Noviembre, con su ritual de santos y difuntos, cada vez más diluido, nos trae la certeza del final de nuestra existencia. Y, ante eso, solo cabe ofrecer la dignidad de nuestra resistencia, “la enloquecida fuerza del desaliento” – que dijo Ángel González -, la sencillez de quien se sabe fugaz y de paso, apenas una mota en un universo que le desborda. Solo podemos, mientras el corazón nos lata, extasiarnos ante los encantos que tenemos cerca, aprovechar todo lo bueno que nos roce y disfrutar de la vida, en tanto nos aliente y sostenga. Y atesorar para nuestros adentros lo que nos llene, porque eso, como suele decirse, es lo que nos vamos a llevar, no sabemos bien adónde ni cuándo… Lo perentorio, lo más urgente, es no desatender los deseos del corazón, las cosas aún capaces de alborozar el alma y hacernos desperezar cada mañana. Y así, venga lo que venga cuando el telón se baje, podremos tener a gala decir que por nosotros no quedó apurar ni un poso de dicha, ni decir o hacer a tiempo lo que creímos que había que decir o hacer.

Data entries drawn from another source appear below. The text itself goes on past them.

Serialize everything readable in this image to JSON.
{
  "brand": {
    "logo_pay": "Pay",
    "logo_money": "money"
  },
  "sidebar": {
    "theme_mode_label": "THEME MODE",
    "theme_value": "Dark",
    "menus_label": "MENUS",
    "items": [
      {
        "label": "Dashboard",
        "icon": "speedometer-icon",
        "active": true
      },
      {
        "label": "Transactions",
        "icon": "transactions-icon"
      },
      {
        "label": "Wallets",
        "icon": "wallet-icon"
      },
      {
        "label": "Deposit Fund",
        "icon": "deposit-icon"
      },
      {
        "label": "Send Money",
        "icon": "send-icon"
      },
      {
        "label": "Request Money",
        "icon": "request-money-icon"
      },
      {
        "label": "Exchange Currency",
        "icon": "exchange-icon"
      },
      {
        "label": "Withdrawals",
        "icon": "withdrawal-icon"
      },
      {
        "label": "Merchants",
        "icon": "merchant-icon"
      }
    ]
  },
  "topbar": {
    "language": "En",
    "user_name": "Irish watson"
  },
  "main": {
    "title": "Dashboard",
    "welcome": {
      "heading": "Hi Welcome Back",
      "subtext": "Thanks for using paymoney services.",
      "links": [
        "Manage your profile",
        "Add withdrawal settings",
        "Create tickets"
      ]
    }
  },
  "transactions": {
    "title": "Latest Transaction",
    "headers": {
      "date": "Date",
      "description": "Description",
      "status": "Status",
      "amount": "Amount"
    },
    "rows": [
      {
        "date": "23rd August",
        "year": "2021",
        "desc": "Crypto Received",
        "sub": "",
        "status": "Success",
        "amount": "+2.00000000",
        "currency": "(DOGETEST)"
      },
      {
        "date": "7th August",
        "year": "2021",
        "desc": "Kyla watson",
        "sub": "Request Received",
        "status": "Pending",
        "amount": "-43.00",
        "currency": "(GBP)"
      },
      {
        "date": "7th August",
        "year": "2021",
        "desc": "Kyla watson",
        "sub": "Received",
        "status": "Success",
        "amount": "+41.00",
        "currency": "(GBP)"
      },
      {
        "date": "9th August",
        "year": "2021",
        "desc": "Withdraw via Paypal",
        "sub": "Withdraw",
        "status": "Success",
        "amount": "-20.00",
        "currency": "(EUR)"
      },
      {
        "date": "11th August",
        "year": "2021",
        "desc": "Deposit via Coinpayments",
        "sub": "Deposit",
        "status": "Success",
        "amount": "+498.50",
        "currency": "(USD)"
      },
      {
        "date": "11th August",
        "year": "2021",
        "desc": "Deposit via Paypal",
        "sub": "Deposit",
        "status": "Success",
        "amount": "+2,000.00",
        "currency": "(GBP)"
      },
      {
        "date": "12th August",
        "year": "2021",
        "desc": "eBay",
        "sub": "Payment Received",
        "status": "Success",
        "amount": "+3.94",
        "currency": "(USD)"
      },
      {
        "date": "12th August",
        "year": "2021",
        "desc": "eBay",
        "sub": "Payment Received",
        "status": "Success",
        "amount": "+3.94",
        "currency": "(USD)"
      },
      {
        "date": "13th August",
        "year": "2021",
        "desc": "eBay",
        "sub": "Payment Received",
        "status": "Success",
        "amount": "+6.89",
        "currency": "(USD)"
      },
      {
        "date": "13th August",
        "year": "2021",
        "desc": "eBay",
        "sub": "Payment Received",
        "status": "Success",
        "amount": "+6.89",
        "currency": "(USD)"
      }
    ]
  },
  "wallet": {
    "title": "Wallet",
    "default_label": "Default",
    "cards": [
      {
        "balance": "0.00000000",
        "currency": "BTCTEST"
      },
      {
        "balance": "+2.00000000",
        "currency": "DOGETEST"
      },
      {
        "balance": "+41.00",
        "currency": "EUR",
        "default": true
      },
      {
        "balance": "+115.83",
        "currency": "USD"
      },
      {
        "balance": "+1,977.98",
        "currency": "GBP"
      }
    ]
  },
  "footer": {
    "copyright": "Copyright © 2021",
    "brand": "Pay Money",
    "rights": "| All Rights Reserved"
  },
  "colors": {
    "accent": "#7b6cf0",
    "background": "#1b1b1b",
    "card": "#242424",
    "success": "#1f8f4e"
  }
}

No sabemos cómo será no ser, pero sí sabemos, más o menos, qué es vivir: ese levantarse y recomponerse y marchar de frente y adelante una y otra vez; ese tirar del ovillo de los días envolviéndonos en ellos hasta que se acabe la madeja; esa manía de abonar ilusiones y sueños por doquier, y volver a lo andado y querido, y descubrir cosas y caras nuevas… A ese afán de bebernos la vida a sorbos lentos o de un trago hasta calmar la sed, según se tercie, queremos seguir entregándonos hasta que venza el plazo, implorando prórroga para aquello que nos gusta y la promesa de un “continuará…”, como el de las películas, para los momentos más felices que hemos vivido y todos los que nos queden por vivir. Que sean muchos, que aquí estamos hasta acabar el calendario, abriendo de par en par a la dicha los brazos.